Le implicazioni di questo sviluppo costituzionale si estendono oltre le relazioni Nord-Sud per comprendere dinamiche regionali più ampie che coinvolgono Stati Uniti, Cina e Giappone. La rimozione del linguaggio della riunificazione elimina qualsiasi base teorica per il dialogo basato sull’eventuale unità coreana, chiudendo potenzialmente vie diplomatiche che altrimenti potrebbero rimanere aperte. Questa finalità legale rende anche chiaro al pubblico internazionale che Pyongyang ha abbandonato anche la pretesa di una soluzione negoziata della divisione della penisola. Per i politici di Seul, Washington e di altre capitali alleate, questo emendamento costituzionale sottolinea la necessità di prepararsi per una divisione indefinita e le corrispondenti implicazioni per la sicurezza che derivano da tale permanenza.
Le implicazioni interne all'interno della stessa Corea del Nord meritano un'attenta analisi, poiché la riscrittura costituzionale ha un significato per il modo in cui il regime inquadra la propria legittimità e la direzione futura. Eliminando la riunificazione dal linguaggio costituzionale, la Corea del Nord rimuove un potenziale punto di unione che i futuri leader potrebbero invocare per giustificare cambiamenti politici verso la riconciliazione o l’impegno. L’emendamento limita di fatto la flessibilità ideologica che le future leadership potrebbero altrimenti possedere, bloccando gli attuali orientamenti strategici nella forma giuridica. Ciò suggerisce che la visione di Kim Jong Un per il futuro della Corea del Nord dà priorità alla capacità militare e alla sicurezza del regime rispetto a qualsiasi possibilità di un'eventuale unificazione, un calcolo che probabilmente persisterà per i decenni a venire.
Le modifiche costituzionali riflettono anche la realtà che l'isolamento politico della Corea del Nord si è drammaticamente aggravato sotto il governo di Kim Jong Un. Le sanzioni internazionali hanno limitato la capacità economica del regime mentre la spesa militare ha consumato una quota crescente delle risorse nazionali. Invece di considerare la riunificazione come un obiettivo che potrebbe alleviare queste pressioni attraverso un’eventuale integrazione con un Sud più ricco, il regime ora considera la divisione come una condizione permanente che richiede una preparazione militare permanente. Questa accettazione fatalistica della separazione indefinita può paradossalmente rendere il regime più stabile internamente, poiché elimina la dissonanza cognitiva tra obiettivi retorici e realtà pratica.
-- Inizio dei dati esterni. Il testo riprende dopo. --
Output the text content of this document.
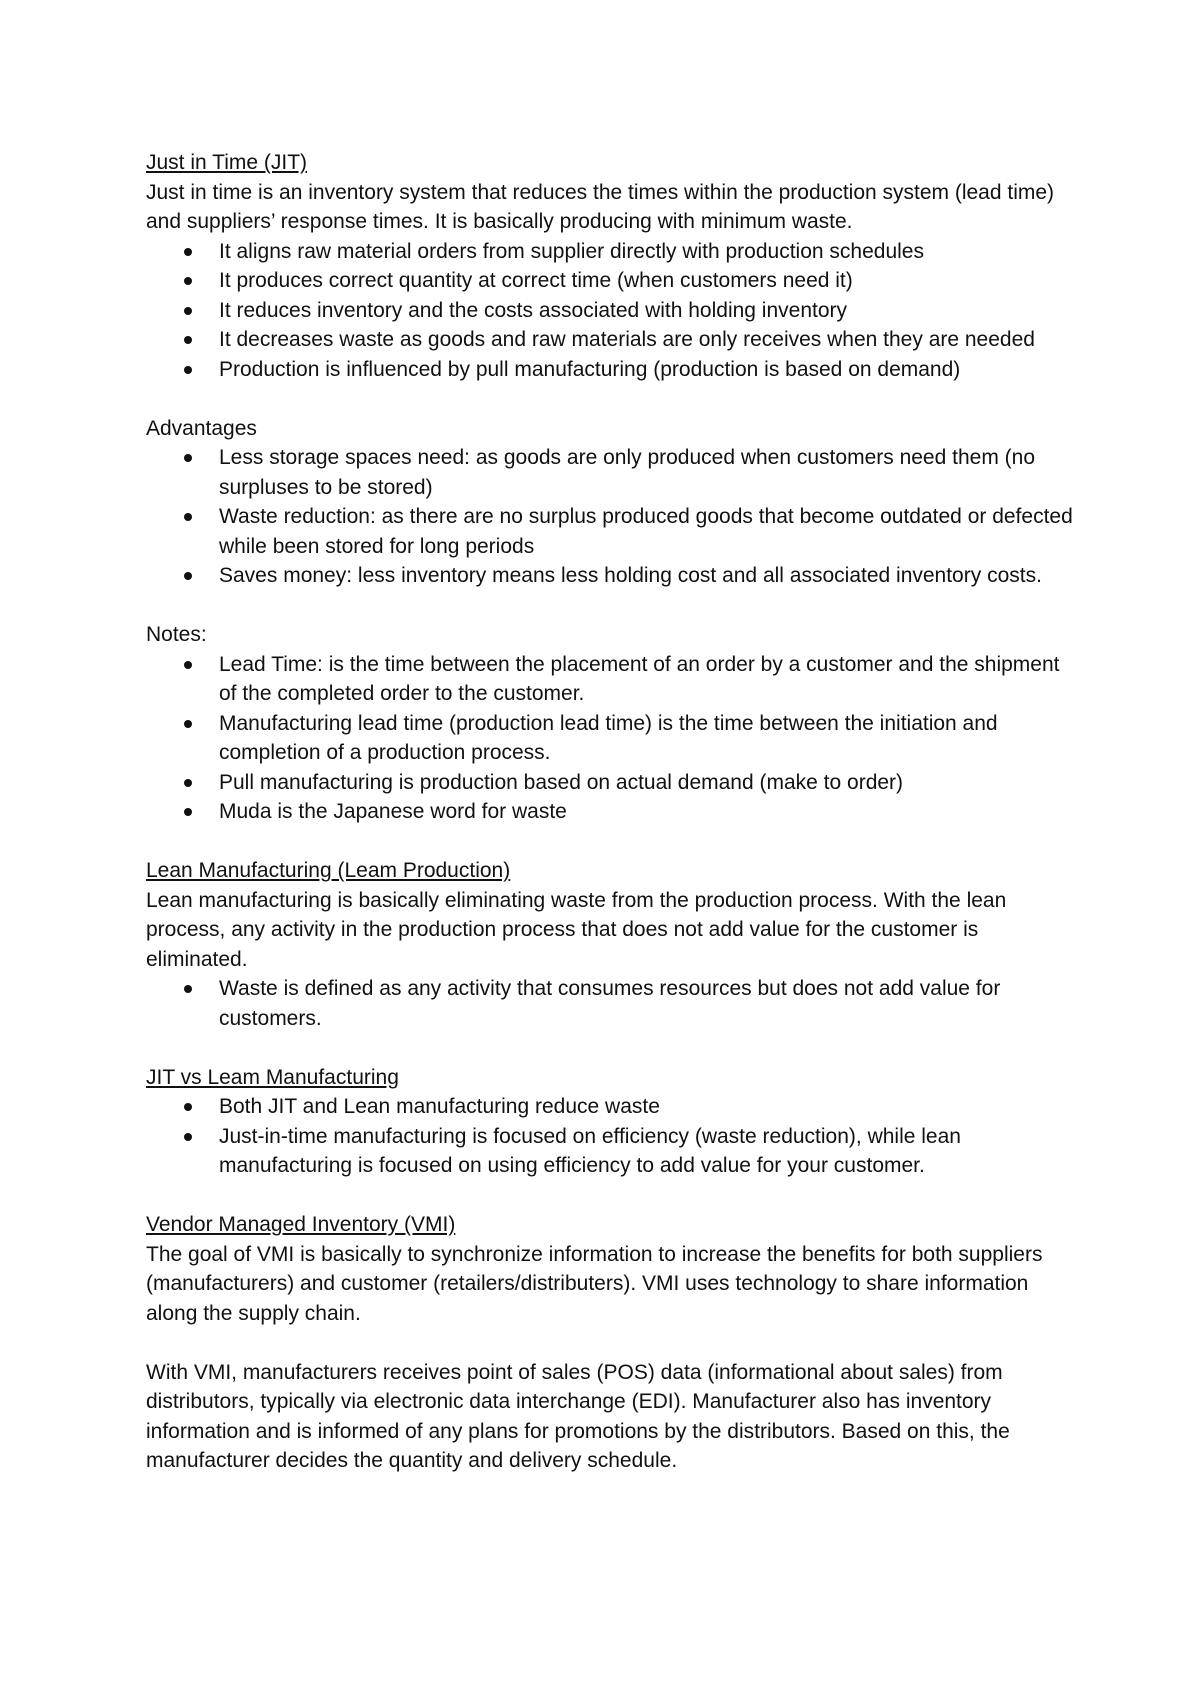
Just in Time (JIT)

Just in time is an inventory system that reduces the times within the production system (lead time) and suppliers’ response times. It is basically producing with minimum waste.

It aligns raw material orders from supplier directly with production schedules
It produces correct quantity at correct time (when customers need it)
It reduces inventory and the costs associated with holding inventory
It decreases waste as goods and raw materials are only receives when they are needed
Production is influenced by pull manufacturing (production is based on demand)
Advantages
Less storage spaces need: as goods are only produced when customers need them (no surpluses to be stored)
Waste reduction: as there are no surplus produced goods that become outdated or defected while been stored for long periods
Saves money: less inventory means less holding cost and all associated inventory costs.
Notes:
Lead Time: is the time between the placement of an order by a customer and the shipment of the completed order to the customer.
Manufacturing lead time (production lead time) is the time between the initiation and completion of a production process.
Pull manufacturing is production based on actual demand (make to order)
Muda is the Japanese word for waste
Lean Manufacturing (Leam Production)

Lean manufacturing is basically eliminating waste from the production process. With the lean process, any activity in the production process that does not add value for the customer is eliminated.

Waste is defined as any activity that consumes resources but does not add value for customers.
JIT vs Leam Manufacturing
Both JIT and Lean manufacturing reduce waste
Just-in-time manufacturing is focused on efficiency (waste reduction), while lean manufacturing is focused on using efficiency to add value for your customer.
Vendor Managed Inventory (VMI)

The goal of VMI is basically to synchronize information to increase the benefits for both suppliers (manufacturers) and customer (retailers/distributers). VMI uses technology to share information along the supply chain.

With VMI, manufacturers receives point of sales (POS) data (informational about sales) from distributors, typically via electronic data interchange (EDI). Manufacturer also has inventory information and is informed of any plans for promotions by the distributors. Based on this, the manufacturer decides the quantity and delivery schedule.
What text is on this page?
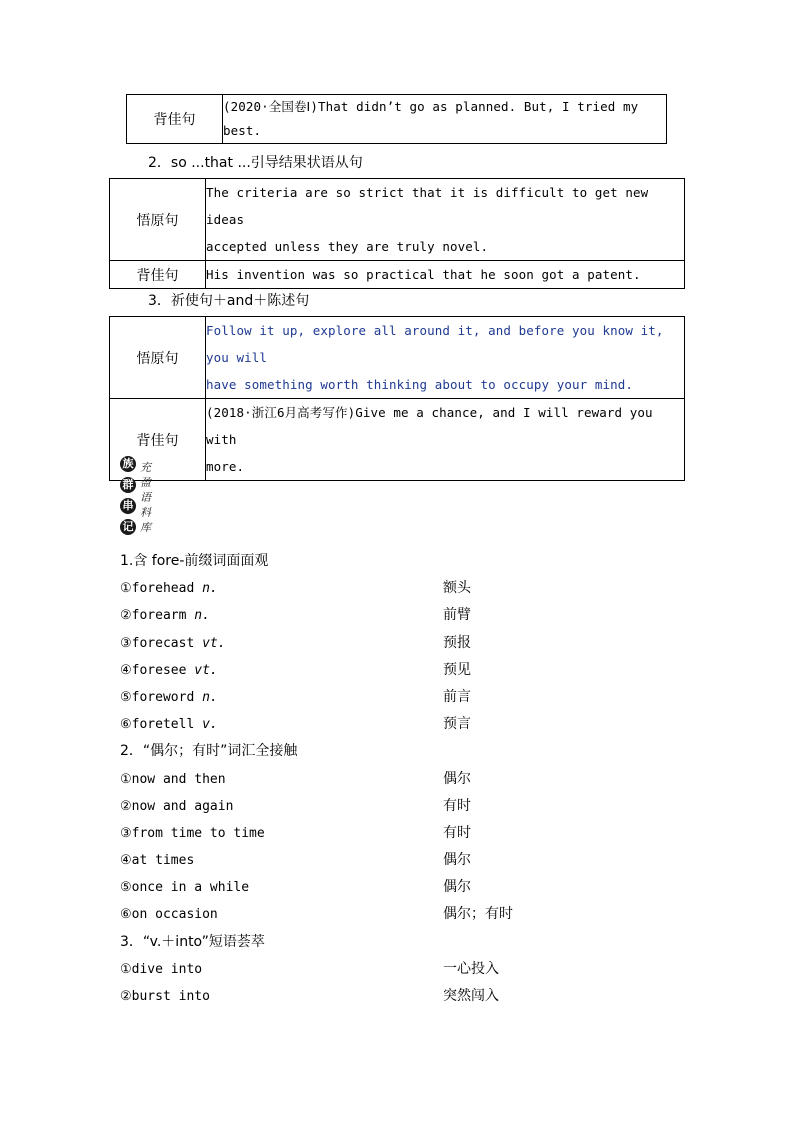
背佳句	(2020·全国卷Ⅰ)That didn’t go as planned. But, I tried my best.
2．so ...that ...引导结果状语从句
悟原句	The criteria are so strict that it is difficult to get new ideas
accepted unless they are truly novel.

背佳句	His invention was so practical that he soon got a patent.
3．祈使句＋and＋陈述句
悟原句	Follow it up, explore all around it, and before you know it, you will
have something worth thinking about to occupy your mind.

背佳句	(2018·浙江6月高考写作)Give me a chance, and I will reward you with
more.
族
群
串
记
充
盈
语
料
库
1.含 fore-前缀词面面观
①forehead n.	额头
②forearm n.	前臂
③forecast vt.	预报
④foresee vt.	预见
⑤foreword n.	前言
⑥foretell v.	预言
2．“偶尔；有时”词汇全接触
①now and then	偶尔
②now and again	有时
③from time to time	有时
④at times	偶尔
⑤once in a while	偶尔
⑥on occasion	偶尔；有时
3．“v.＋into”短语荟萃
①dive into	一心投入
②burst into	突然闯入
Guardando al futuro, questo sviluppo costituzionale suggerisce che eventuali futuri negoziati o scoperte diplomatiche nella penisola coreana dovrebbero procedere da una base fondamentalmente diversa rispetto alle ipotesi di un'eventuale riunificazione. Sia la Corea del Nord che quella del Sud dovrebbero negoziare accordi di coesistenza permanenti piuttosto che quadri transitori che portino all’unificazione. Un simile cambiamento rappresenterebbe un profondo riorientamento della diplomazia della penisola coreana, richiedendo nuovi quadri per la gestione dei confini, del commercio e delle relazioni di sicurezza. L'emendamento costituzionale obbliga sostanzialmente tutte le parti interessate ad abbandonare le illusioni di divisione temporanea e a prepararsi invece per una separazione permanente gestita attraverso accordi internazionali piuttosto che processi interni coreani.